Summary: The study combined the toxic effect of microplastic compounds on human protein was studied using ligand-based virtual screening, molecular Docking and Molecular Dynamic approaches.
A total of six microplastic compounds were selected for the study based on literature review and the 3-D SDF structures were downloaded by PubChem. The six microplastic compounds include 1-decene, 1-undecene, dimethyl terephthalate, methyl methacrylate, 2,4-dimethyl-1-heptene, styrene. A similarity search using FTrees algorithm under infinisee software was performed to find out the human metabolic compounds similar to the above microplastic compounds. The FTrees approach provided an efficient search from the 217776 molecules of Human Metabolome Database (HMDB) and filtered top 10 hit molecules with a similarity score of 1- 0. 956. In the next step, the human protein interaction with above six microplastic compounds were carried out by a ligand-based target identification and activity prediction online server, ligTMap. Among the six microplastic compounds, three of the compounds does not have any binding affinity with Human proteins by LigTMap. Among the three microplastic compounds, dimethyl terephthalate shows a moderate affinity with Carbonic Anhydrase 2. The ligTMap interaction proteins were further docked with the microplastic compounds. The shortlisted compounds were undergone Virtual Screening Technique using SeeSAR software. Following that, single poses of selected ligands were evaluated using HYDE calculations. In the next step, HYDE binding assessment approximates and visualizes binding affinities. The prediction of ligand binding affinity was addressed and calculated the realistic Free Energies of binding and pinpoints affinity problems if a ligand is bound. Finally, the identified hit molecules were compared with other molecules using SeeSAR software and infer the binding mode. The estimated affinity of Human protein and ligand were estimated using SeeSAR software. This study infers that the Carbonic Anhydrase 2 protein interaction with Dimethyl terephthalate using Biosolve IT (infinisee and SeeSAR) tools. The proposed study found the potent and selective Human Proteins interacting with these microplastic compounds study for molecular Dynamics studies and may have prognostic effect on various pathways.

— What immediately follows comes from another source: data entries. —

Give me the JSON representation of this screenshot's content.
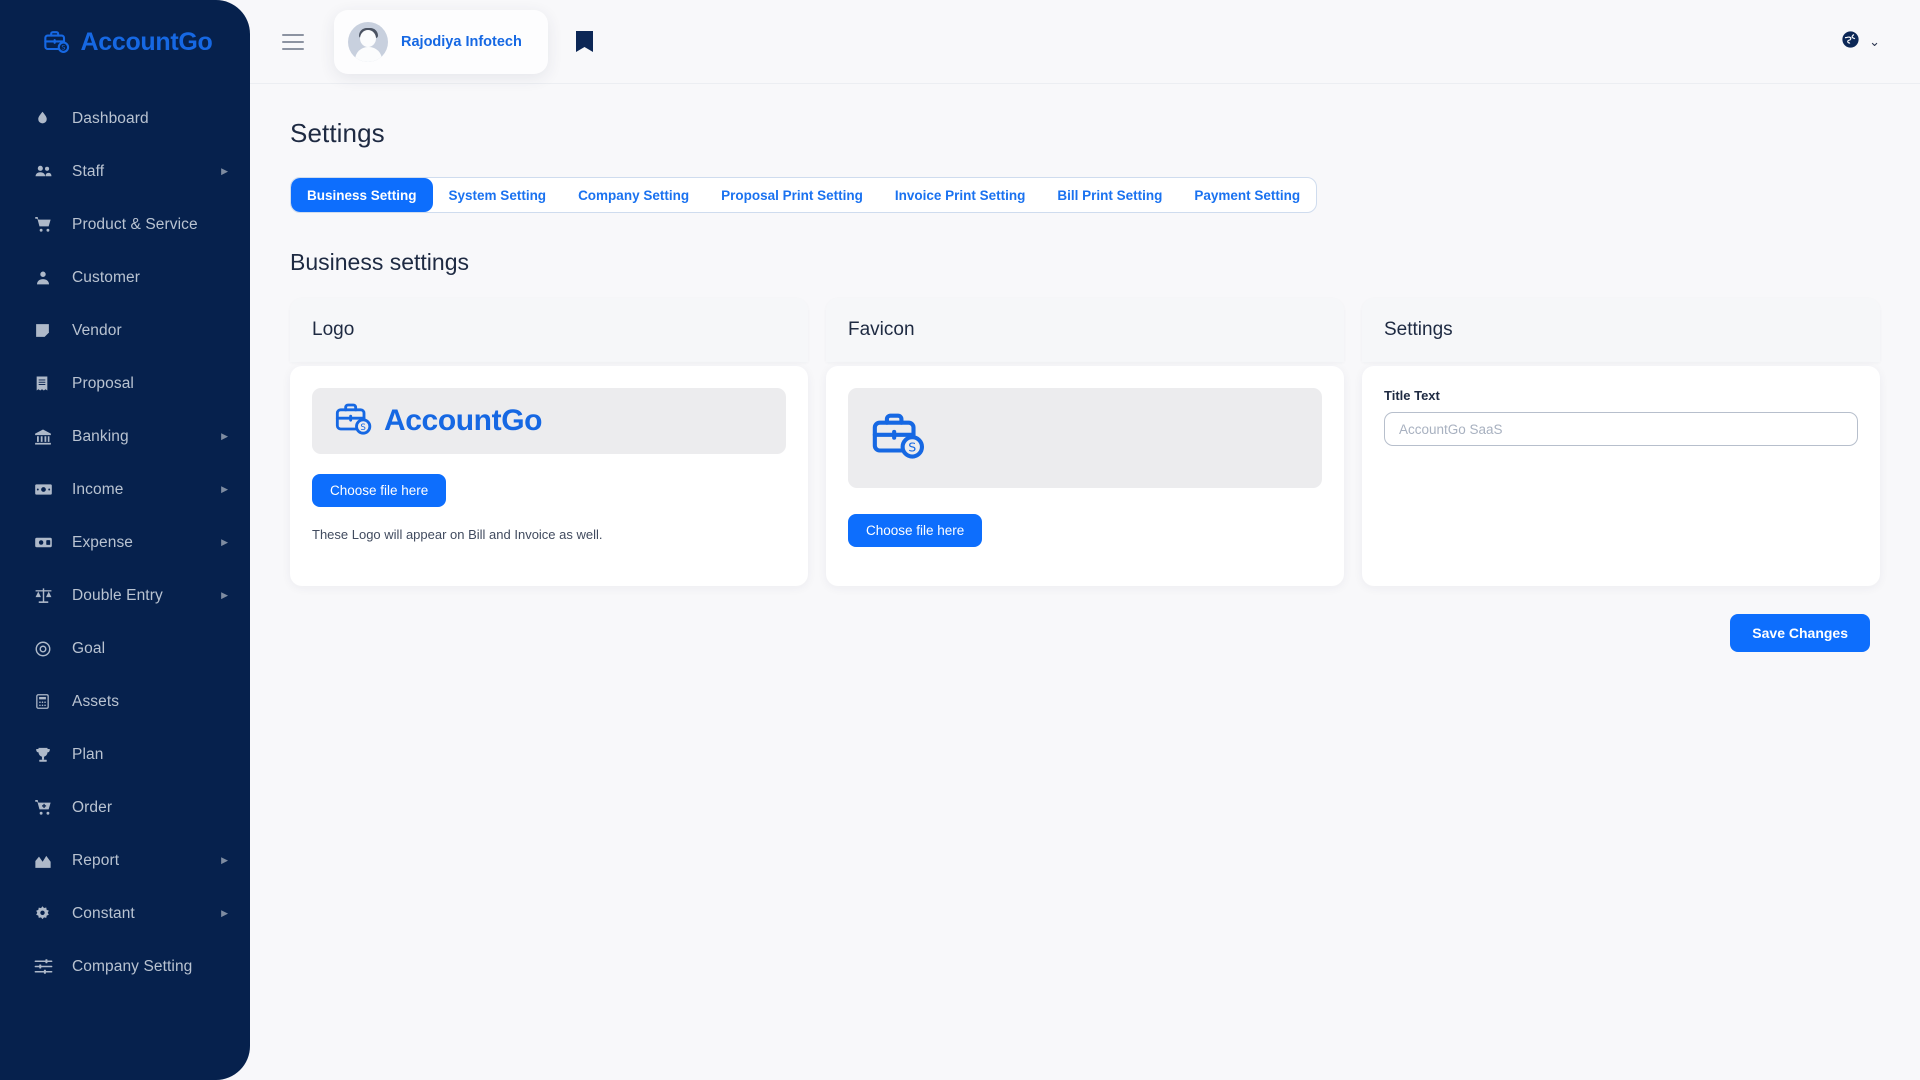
{
  "brand": {
    "name": "AccountGo",
    "icon": "briefcase-dollar-icon",
    "color": "#1668e3"
  },
  "sidebar": {
    "items": [
      {
        "label": "Dashboard",
        "icon": "droplet-icon",
        "has_submenu": false
      },
      {
        "label": "Staff",
        "icon": "users-icon",
        "has_submenu": true
      },
      {
        "label": "Product & Service",
        "icon": "cart-icon",
        "has_submenu": false
      },
      {
        "label": "Customer",
        "icon": "user-badge-icon",
        "has_submenu": false
      },
      {
        "label": "Vendor",
        "icon": "note-icon",
        "has_submenu": false
      },
      {
        "label": "Proposal",
        "icon": "receipt-icon",
        "has_submenu": false
      },
      {
        "label": "Banking",
        "icon": "bank-icon",
        "has_submenu": true
      },
      {
        "label": "Income",
        "icon": "banknote-icon",
        "has_submenu": true
      },
      {
        "label": "Expense",
        "icon": "cash-icon",
        "has_submenu": true
      },
      {
        "label": "Double Entry",
        "icon": "scales-icon",
        "has_submenu": true
      },
      {
        "label": "Goal",
        "icon": "target-icon",
        "has_submenu": false
      },
      {
        "label": "Assets",
        "icon": "calculator-icon",
        "has_submenu": false
      },
      {
        "label": "Plan",
        "icon": "trophy-icon",
        "has_submenu": false
      },
      {
        "label": "Order",
        "icon": "cart-plus-icon",
        "has_submenu": false
      },
      {
        "label": "Report",
        "icon": "bar-chart-icon",
        "has_submenu": true
      },
      {
        "label": "Constant",
        "icon": "gear-icon",
        "has_submenu": true
      },
      {
        "label": "Company Setting",
        "icon": "sliders-icon",
        "has_submenu": false
      }
    ]
  },
  "topbar": {
    "menu_icon": "hamburger-icon",
    "company": "Rajodiya Infotech",
    "avatar_icon": "user-avatar",
    "bookmark_icon": "bookmark-icon",
    "language_icon": "globe-icon",
    "language_caret": "⌄"
  },
  "page": {
    "title": "Settings",
    "section_title": "Business settings"
  },
  "tabs": [
    {
      "label": "Business Setting",
      "active": true
    },
    {
      "label": "System Setting",
      "active": false
    },
    {
      "label": "Company Setting",
      "active": false
    },
    {
      "label": "Proposal Print Setting",
      "active": false
    },
    {
      "label": "Invoice Print Setting",
      "active": false
    },
    {
      "label": "Bill Print Setting",
      "active": false
    },
    {
      "label": "Payment Setting",
      "active": false
    }
  ],
  "cards": {
    "logo": {
      "title": "Logo",
      "preview_text": "AccountGo",
      "preview_icon": "briefcase-dollar-icon",
      "button_label": "Choose file here",
      "helper_text": "These Logo will appear on Bill and Invoice as well."
    },
    "favicon": {
      "title": "Favicon",
      "preview_icon": "briefcase-dollar-icon",
      "button_label": "Choose file here"
    },
    "settings": {
      "title": "Settings",
      "title_text_label": "Title Text",
      "title_text_value": "",
      "title_text_placeholder": "AccountGo SaaS"
    }
  },
  "footer": {
    "save_label": "Save Changes"
  },
  "theme": {
    "sidebar_bg": "#06214d",
    "accent": "#0d6efd",
    "link": "#1668e3",
    "canvas": "#f8f8fa"
  }
}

After 1 year, Muthukumaran has achieved the following goals:
- Identification of Microplastic Similar Compounds from Human Metabolome Database using Infinisee Software: A total of six microplastic compounds (1-decene, 1-undecene, dimethyl terephthalate, styrene, 2, 4-dimethyl-1-heptene, methyl methacrylate) were identified to be similar with the molecules of Human Metabolome Database (HMDB) were selected for the study. The infinisee software, using FTrees algorithm, provided an efficient search from the 217776 molecules of Human Metabolome Database (HMDB) and finds the top 10 hit molecules that are similar to the microplastic with a similarity score of 1- 0.956.
- Goal 2: Virtual Screening of Human Proteins using SeeSAR Software & HYDE Calculation – An Interactive and iterative optimization of leads: The human protein interaction with six microplastic compounds were carried out by a ligand-based target identification and activity prediction online server, ligTMap. Among the six microplastic compounds, 3 of the compounds does not have any binding affinity with Human proteins. whereas one among the protein has strong association with Carbonic Anhydrase 2 (CA 2). The ligTMap interaction proteins were further docked with the microplastic compounds. The shortlisted compounds undergone Virtual Screening Technique using SeeSAR software. The single poses of selected ligands were evaluated using HYDE calculations. The identified hit molecules were compared with other molecules using SeeSAR software to predict the binding mode. The estimated affinity of Human protein and ligand were estimated by SeeSAR software.
- Goal 3: Molecular Dynamics studies for the human protein complex (CA 2) with top hit microplastic molecule (Dimethyl terephthalate): The GROMACS 4.5.4 molecular dynamics package assessed the stability of the complex between 5O6 and dimethyl terephthalate with CA 2 protein. Trajectory analysis of CA 2 protein interaction with 5O6 and dimethyl terephthalate indicates minimal conformational changes and high stability (RMSD: 0.15-0.2 Å). RMSF plot shows distinct residue fluctuation differences in the 5O6 and dimethyl terephthalate complex of CA 2. Gibbs energy analysis of the MD simulated trajectory reveals higher energy for the dimethyl terephthalate complex compared to 5O6 CA 2 protein complex. Outcome of the proposal work shows dimethyl terephthalate may modulate human pathways and function by interacting with CA 2 protein. However, in-silico studies require validation through future in-vitro experiments.